Frades me remetem a uma lembrança de tempos bem distantes, lá nos meus verdes anos, quando assisti ao filme “Marcelino Pão e Vinho”. Aquelas figuras gentis que acolheram um garoto órfão, despertam, sempre que me lembro deles, uma sensação de benquerença. Essa película tem um grande poder sobre as fraqueza que me habitam. Marcelino nada mais era do que uma lenda.
O Frei Luís relata a uma menina doente e a seus pais a história de um menino, ainda bebê, deixado à porta do mosteiro. Com dificuldades de conseguir adoção, o garoto passa a conviver com os religiosos. Marcelino, interpretado por Pablito Calvo (1948- 2000), à medida que vai crescendo se transforma em um garoto serelepe e afetuoso. Suas traquinagens só fazem crescer a estima que os frades tinham por ele. O final do filme é triste e gente de coração mole como eu, não resiste, chora.
Também me lembro do reclame de uma conhecida marca de achocolatados em que aparecem dois frades se deliciando diante uma panela, provavelmente cheia do quê? De chocolate, é claro. Ambos parecem estar fazendo aquilo escondido dos superiores, daí minha afeição pelas franciscanas figuras.

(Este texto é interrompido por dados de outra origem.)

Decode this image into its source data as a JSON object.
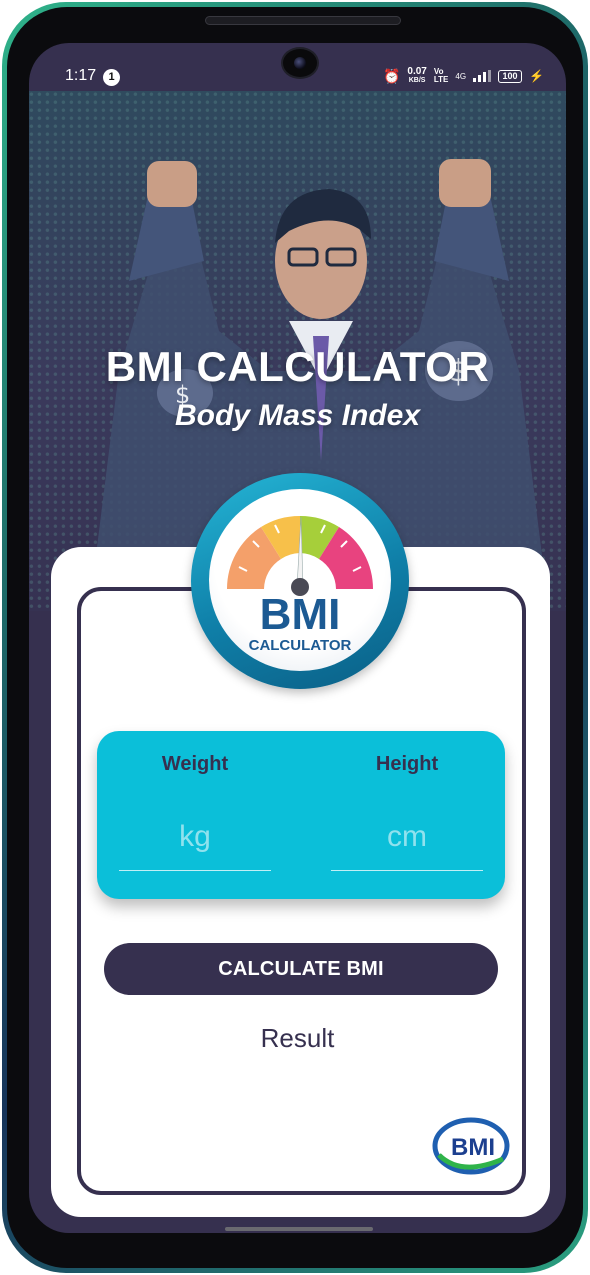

Campos do Jordão, terra onde está registrado meu nascimento, lá na minha infância conheci o Frei Orestes, um frade que espalhou caridade e assistiu muita gente carente lá nas montanhas. Por aqui no Nordeste tivemos do Frei Damião, muito querido pelas mesmas razões. Só lembrando de que “frei” é o título atribuído aos “frades”.
Não entendo bem a hierarquia eclesiástica. Parece-me que frade não reza missa e sempre os vi como criaturas menos austeras do que os padres. Lá naqueles tempos idos, eu achava que padre passava sermão e frades davam conselhos. Não sei se é assim, mas eu achava que era. Tudo isso para chegar ao meu frade.

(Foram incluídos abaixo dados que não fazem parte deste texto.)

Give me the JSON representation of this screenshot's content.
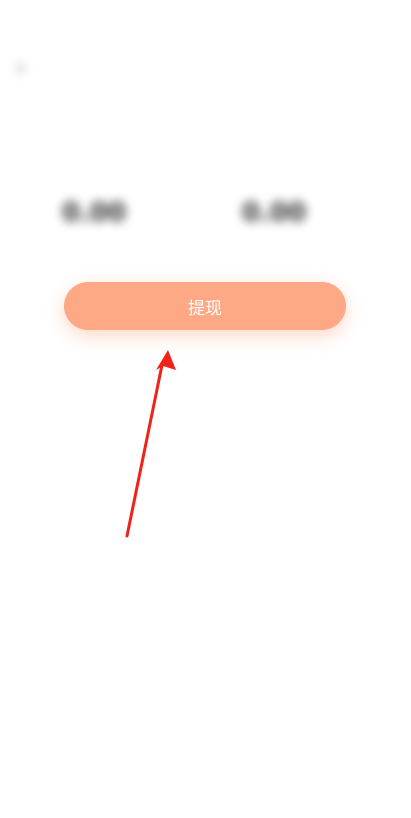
{
  "status_bar": {
    "time": "",
    "icons": ""
  },
  "header": {
    "back_icon": "back-arrow-icon",
    "title": ""
  },
  "notice": {
    "text": ""
  },
  "balances": [
    {
      "label": "",
      "value": "0.00"
    },
    {
      "label": "",
      "value": "0.00"
    }
  ],
  "withdraw_button": {
    "label": "提现",
    "color": "#fea885"
  },
  "annotation": {
    "arrow_color": "#f0221a"
  }
}
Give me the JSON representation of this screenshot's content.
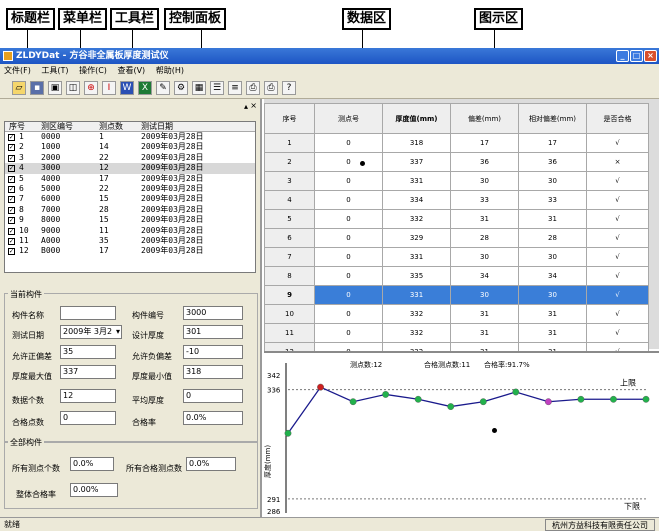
{
  "callouts": {
    "titlebar": "标题栏",
    "menubar": "菜单栏",
    "toolbar": "工具栏",
    "controlpanel": "控制面板",
    "dataarea": "数据区",
    "chartarea": "图示区"
  },
  "window": {
    "title": "ZLDYDat - 方谷非全属板厚度测试仪"
  },
  "menu": [
    "文件(F)",
    "工具(T)",
    "操作(C)",
    "查看(V)",
    "帮助(H)"
  ],
  "list": {
    "headers": [
      "序号",
      "测区编号",
      "测点数",
      "测试日期"
    ],
    "rows": [
      {
        "no": "1",
        "code": "0000",
        "pts": "1",
        "date": "2009年03月28日"
      },
      {
        "no": "2",
        "code": "1000",
        "pts": "14",
        "date": "2009年03月28日"
      },
      {
        "no": "3",
        "code": "2000",
        "pts": "22",
        "date": "2009年03月28日"
      },
      {
        "no": "4",
        "code": "3000",
        "pts": "12",
        "date": "2009年03月28日"
      },
      {
        "no": "5",
        "code": "4000",
        "pts": "17",
        "date": "2009年03月28日"
      },
      {
        "no": "6",
        "code": "5000",
        "pts": "22",
        "date": "2009年03月28日"
      },
      {
        "no": "7",
        "code": "6000",
        "pts": "15",
        "date": "2009年03月28日"
      },
      {
        "no": "8",
        "code": "7000",
        "pts": "28",
        "date": "2009年03月28日"
      },
      {
        "no": "9",
        "code": "8000",
        "pts": "15",
        "date": "2009年03月28日"
      },
      {
        "no": "10",
        "code": "9000",
        "pts": "11",
        "date": "2009年03月28日"
      },
      {
        "no": "11",
        "code": "A000",
        "pts": "35",
        "date": "2009年03月28日"
      },
      {
        "no": "12",
        "code": "B000",
        "pts": "17",
        "date": "2009年03月28日"
      }
    ]
  },
  "current": {
    "group": "当前构件",
    "name_label": "构件名称",
    "name": "",
    "code_label": "构件编号",
    "code": "3000",
    "date_label": "测试日期",
    "date": "2009年 3月2",
    "design_label": "设计厚度",
    "design": "301",
    "pos_tol_label": "允许正偏差",
    "pos_tol": "35",
    "neg_tol_label": "允许负偏差",
    "neg_tol": "-10",
    "max_label": "厚度最大值",
    "max": "337",
    "min_label": "厚度最小值",
    "min": "318",
    "count_label": "数据个数",
    "count": "12",
    "avg_label": "平均厚度",
    "avg": "0",
    "pass_pts_label": "合格点数",
    "pass_pts": "0",
    "pass_rate_label": "合格率",
    "pass_rate": "0.0%"
  },
  "all": {
    "group": "全部构件",
    "total_label": "所有测点个数",
    "total": "0.0%",
    "pass_label": "所有合格测点数",
    "pass": "0.0%",
    "rate_label": "整体合格率",
    "rate": "0.00%"
  },
  "grid": {
    "headers": [
      "序号",
      "测点号",
      "厚度值(mm)",
      "偏差(mm)",
      "相对偏差(mm)",
      "是否合格"
    ],
    "rows": [
      [
        "1",
        "0",
        "318",
        "17",
        "17",
        "√"
      ],
      [
        "2",
        "0",
        "337",
        "36",
        "36",
        "×"
      ],
      [
        "3",
        "0",
        "331",
        "30",
        "30",
        "√"
      ],
      [
        "4",
        "0",
        "334",
        "33",
        "33",
        "√"
      ],
      [
        "5",
        "0",
        "332",
        "31",
        "31",
        "√"
      ],
      [
        "6",
        "0",
        "329",
        "28",
        "28",
        "√"
      ],
      [
        "7",
        "0",
        "331",
        "30",
        "30",
        "√"
      ],
      [
        "8",
        "0",
        "335",
        "34",
        "34",
        "√"
      ],
      [
        "9",
        "0",
        "331",
        "30",
        "30",
        "√"
      ],
      [
        "10",
        "0",
        "332",
        "31",
        "31",
        "√"
      ],
      [
        "11",
        "0",
        "332",
        "31",
        "31",
        "√"
      ],
      [
        "12",
        "0",
        "332",
        "31",
        "31",
        "√"
      ]
    ],
    "selected_row": 8
  },
  "chart_data": {
    "type": "line",
    "x": [
      1,
      2,
      3,
      4,
      5,
      6,
      7,
      8,
      9,
      10,
      11,
      12
    ],
    "values": [
      318,
      337,
      331,
      334,
      332,
      329,
      331,
      335,
      331,
      332,
      332,
      332
    ],
    "ylim": [
      286,
      342
    ],
    "yticks": [
      "342",
      "336",
      "291",
      "286"
    ],
    "upper_limit": 336,
    "lower_limit": 291,
    "upper_label": "上限",
    "lower_label": "下限",
    "ylabel": "厚度(mm)",
    "summary": {
      "points": "测点数:12",
      "pass_points": "合格测点数:11",
      "pass_rate": "合格率:91.7%"
    },
    "line_color": "#1a1a8c",
    "point_color": "#22b14c",
    "fail_point_color": "#cc2020",
    "selected_point_color": "#c040c0",
    "selected_index": 8
  },
  "status": {
    "left": "就绪",
    "right": "杭州方益科技有限责任公司"
  }
}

O meu frei não chega a vinte centímetros de altura, não é de carne e osso, mas de uma liga metálica de estanho e mais algumas coisas. É gordinho, barrigudo, careca, com as mãos sobre o abdome com dedos entrelaçados. Às mãos está presa uma correntinha que vai até um pequeno sino. É só a gente puxar a correntinha que o sino toca. Batizei meu frade de Agenor porque é um nome muito apropriado. Frei Agenor! Não é pimpão?
Frei Agenor tem uma participação muito marcante em minha vida. Desde que o adquiri quando morei em Bauru. É ele quem me autoriza pequenas contravenções. Vou explicar.
Dizem (eu disse, dizem!!!) que quando entramos num segundo casamento, só o que muda é o endereço. Discordo em número gênero e grau. A ex e a atual são diferentes sim, mas são complementares. Se uma reclamava de você chegar tarde, a outra reclama de você sair cedo. Não é assim? Pois bem, no meu caso quem me ajuda a sair desses embaraços é o meu querido Frei Agenor.
Aquele despotismo de saias que divide comigo os travesseiros e as contas de água e luz, bem como a que fez isso lá nos “antigamentes” adotaram como verdadeira a premissa de que quem começa a beber antes da dez é alcóolatra. Pode uma coisa dessas? Para evitar confrontos, obedeço! Então, nos fins de semanas, estão me esperando aquelas cervejinhas na temperatura ideal. Os trabalhos têm horário para começar: dez horas! É ai que entra o Frei Agenor.
Chegada a “hora grande” vou até a varanda, abro a primeira latinha e Frei Agenor toca o sino. Então vocês nem vão acreditar, mas parece que o fradezinho se humaniza e me olha com aquela ternura que só os frades têm: Vai meu filho, vai com a minha benção e tome umas por mim.
Há aqui em casa “quem” não goste daquele som abençoado quando Frei Agenor concede-me suas benção e autorização.
Neste domingo que deveria ter sido de carnaval, mas não foi, Frei Agenor não negou fogo, dez horas em pontinho tocou o sino, me olhou do jeito de sempre e dessa vez exagerou nas recomendações: Vai meu filho, vai com minha benção e põe esse pé na jaca.
O que teria feito meu santo frei recomendar-me que chutasse o balde, tomasse todas? Como é triste um carnaval que não é carnaval. Ele entende isso. E sem cerveja, então? Desculpem-me, escrevo este texto numa segunda-feira que deveria ser de carnaval. Não é, mas para mim é feriado do mesmo jeito. São dez horas, espero que tenham gostado de meu Frei Agenor. Ele vai tocar o sino. Vamos à luta. O resto é silêncio.